Summary
Synopsys, Inc. (SNPS) filed an 8-K on September 12, 2005, to report on the amendment and restatement of its 2005 Assumed Stock Option Plan. This plan was originally the Nassda Corporation 2001 Stock Option Plan, which Synopsys assumed following its acquisition of Nassda Corporation on May 11, 2005. The updated plan will be used to grant non-statutory stock options to former Nassda employees and other new hires or consultants who begin services with Synopsys after the acquisition date. This strategic move allows Synopsys to retain and incentivize key talent acquired from Nassda, as well as attract future employees. The plan outlines terms for option grants, including a 10-year maximum term and an exercise price set at 100% of the fair market value on the grant date. It also includes provisions for acceleration of vesting in the event of a merger or sale of substantially all assets, ensuring that option holders are protected.
Key Highlights
- 1Amendment and restatement of the Synopsys, Inc. 2005 Assumed Stock Option Plan.

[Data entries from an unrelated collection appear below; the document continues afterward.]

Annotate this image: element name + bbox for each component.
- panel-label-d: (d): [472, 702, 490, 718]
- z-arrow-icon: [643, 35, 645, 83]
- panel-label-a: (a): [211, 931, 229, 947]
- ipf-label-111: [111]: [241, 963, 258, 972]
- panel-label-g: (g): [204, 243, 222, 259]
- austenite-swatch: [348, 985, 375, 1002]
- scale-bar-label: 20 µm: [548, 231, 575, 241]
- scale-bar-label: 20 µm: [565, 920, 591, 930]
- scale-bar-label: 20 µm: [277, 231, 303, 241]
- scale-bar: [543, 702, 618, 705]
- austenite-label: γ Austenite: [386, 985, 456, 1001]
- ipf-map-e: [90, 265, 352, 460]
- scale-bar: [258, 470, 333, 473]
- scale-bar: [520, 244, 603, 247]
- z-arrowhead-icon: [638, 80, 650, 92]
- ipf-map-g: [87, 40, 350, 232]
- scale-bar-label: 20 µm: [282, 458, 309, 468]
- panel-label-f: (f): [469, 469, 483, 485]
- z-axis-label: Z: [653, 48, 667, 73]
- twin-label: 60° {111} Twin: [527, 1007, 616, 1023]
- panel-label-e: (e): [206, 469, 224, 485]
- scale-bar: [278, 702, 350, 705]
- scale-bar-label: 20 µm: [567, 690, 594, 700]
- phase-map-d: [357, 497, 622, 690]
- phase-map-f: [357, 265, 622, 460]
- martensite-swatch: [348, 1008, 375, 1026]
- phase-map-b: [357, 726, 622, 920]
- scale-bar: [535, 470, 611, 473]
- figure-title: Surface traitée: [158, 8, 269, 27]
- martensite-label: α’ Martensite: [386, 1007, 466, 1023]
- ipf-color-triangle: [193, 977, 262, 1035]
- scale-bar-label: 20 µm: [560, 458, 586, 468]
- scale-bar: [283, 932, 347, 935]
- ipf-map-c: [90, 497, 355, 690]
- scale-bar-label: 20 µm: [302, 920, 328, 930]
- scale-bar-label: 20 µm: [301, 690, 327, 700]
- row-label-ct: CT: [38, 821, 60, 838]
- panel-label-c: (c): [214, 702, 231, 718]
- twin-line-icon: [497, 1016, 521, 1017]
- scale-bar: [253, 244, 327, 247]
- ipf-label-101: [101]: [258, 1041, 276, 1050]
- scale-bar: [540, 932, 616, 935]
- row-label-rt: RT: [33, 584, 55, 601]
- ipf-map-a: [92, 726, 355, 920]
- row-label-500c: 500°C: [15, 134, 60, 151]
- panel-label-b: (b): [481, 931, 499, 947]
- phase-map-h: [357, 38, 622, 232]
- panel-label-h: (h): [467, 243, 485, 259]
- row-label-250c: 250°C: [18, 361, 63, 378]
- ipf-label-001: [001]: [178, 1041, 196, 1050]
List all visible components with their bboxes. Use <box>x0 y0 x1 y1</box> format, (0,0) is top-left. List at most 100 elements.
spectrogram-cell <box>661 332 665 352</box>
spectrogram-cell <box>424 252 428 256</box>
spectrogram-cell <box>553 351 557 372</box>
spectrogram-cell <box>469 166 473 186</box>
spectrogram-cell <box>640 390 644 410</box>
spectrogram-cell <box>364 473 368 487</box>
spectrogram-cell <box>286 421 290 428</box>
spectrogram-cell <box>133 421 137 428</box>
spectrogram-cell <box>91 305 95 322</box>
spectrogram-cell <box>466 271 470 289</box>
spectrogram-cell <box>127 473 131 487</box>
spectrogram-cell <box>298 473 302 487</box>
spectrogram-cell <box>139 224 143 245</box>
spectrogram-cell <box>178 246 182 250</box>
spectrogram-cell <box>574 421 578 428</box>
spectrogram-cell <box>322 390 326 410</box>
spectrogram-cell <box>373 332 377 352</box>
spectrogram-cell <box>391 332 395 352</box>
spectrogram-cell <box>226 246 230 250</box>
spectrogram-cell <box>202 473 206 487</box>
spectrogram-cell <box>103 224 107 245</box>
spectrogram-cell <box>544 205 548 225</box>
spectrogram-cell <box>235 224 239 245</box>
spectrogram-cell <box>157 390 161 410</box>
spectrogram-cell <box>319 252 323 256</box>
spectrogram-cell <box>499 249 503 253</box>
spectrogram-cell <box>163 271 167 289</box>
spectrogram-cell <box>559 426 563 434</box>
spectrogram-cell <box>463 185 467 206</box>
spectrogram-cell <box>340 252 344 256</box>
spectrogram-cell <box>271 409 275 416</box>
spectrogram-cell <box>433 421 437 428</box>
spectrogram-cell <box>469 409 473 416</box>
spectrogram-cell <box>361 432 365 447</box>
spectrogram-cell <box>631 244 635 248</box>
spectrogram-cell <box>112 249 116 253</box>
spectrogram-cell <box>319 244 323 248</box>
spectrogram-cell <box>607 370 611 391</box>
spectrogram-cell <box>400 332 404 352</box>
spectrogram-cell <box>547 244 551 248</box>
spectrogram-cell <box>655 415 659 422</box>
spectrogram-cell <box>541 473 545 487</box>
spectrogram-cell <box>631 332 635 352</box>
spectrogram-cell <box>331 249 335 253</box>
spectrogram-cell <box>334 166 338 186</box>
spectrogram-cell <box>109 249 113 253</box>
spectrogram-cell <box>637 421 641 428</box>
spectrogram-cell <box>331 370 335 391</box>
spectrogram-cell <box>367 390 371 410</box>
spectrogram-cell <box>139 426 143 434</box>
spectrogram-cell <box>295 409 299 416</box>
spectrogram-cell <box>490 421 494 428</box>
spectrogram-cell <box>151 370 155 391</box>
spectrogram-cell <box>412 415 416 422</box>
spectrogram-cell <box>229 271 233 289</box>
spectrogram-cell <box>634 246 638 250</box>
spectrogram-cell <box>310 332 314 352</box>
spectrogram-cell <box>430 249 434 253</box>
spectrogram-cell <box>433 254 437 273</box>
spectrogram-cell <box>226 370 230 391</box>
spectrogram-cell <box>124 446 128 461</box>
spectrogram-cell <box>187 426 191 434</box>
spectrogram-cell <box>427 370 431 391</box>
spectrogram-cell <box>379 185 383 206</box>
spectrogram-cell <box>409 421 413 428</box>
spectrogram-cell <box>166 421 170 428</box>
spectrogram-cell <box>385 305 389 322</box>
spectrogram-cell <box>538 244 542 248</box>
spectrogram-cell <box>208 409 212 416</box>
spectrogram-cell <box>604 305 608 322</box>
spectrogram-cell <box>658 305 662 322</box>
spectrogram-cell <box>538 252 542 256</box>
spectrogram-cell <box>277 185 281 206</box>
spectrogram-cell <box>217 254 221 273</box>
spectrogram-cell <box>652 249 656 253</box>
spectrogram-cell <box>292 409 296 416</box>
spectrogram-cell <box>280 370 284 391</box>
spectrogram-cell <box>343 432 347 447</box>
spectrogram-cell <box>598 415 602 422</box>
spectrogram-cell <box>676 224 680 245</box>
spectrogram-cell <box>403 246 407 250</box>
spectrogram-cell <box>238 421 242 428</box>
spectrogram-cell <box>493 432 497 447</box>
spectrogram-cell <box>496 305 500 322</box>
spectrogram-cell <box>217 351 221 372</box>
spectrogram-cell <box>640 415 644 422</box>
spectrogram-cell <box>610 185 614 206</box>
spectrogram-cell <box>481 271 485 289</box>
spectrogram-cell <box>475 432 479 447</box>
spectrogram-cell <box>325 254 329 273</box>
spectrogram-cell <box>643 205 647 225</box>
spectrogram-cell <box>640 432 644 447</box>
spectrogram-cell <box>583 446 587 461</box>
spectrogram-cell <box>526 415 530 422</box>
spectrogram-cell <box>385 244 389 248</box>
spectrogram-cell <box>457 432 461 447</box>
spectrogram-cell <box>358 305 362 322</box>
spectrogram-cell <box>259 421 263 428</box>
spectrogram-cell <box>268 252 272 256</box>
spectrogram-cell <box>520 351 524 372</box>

- 2The plan was assumed from Nassda Corporation following Synopsys' acquisition of Nassda on May 11, 2005.
- 3The plan allows for the granting of non-statutory stock options to former Nassda employees and new hires/consultants.
- 4Options can be granted to employees or consultants, with a maximum term of 10 years.
- 5Exercise price is set at 100% of the fair market value on the grant date.
- 6Provisions for option acceleration upon merger or sale of substantially all assets.
- 7As of September 9, 2005, 2,296,901 shares were available for grant under the plan.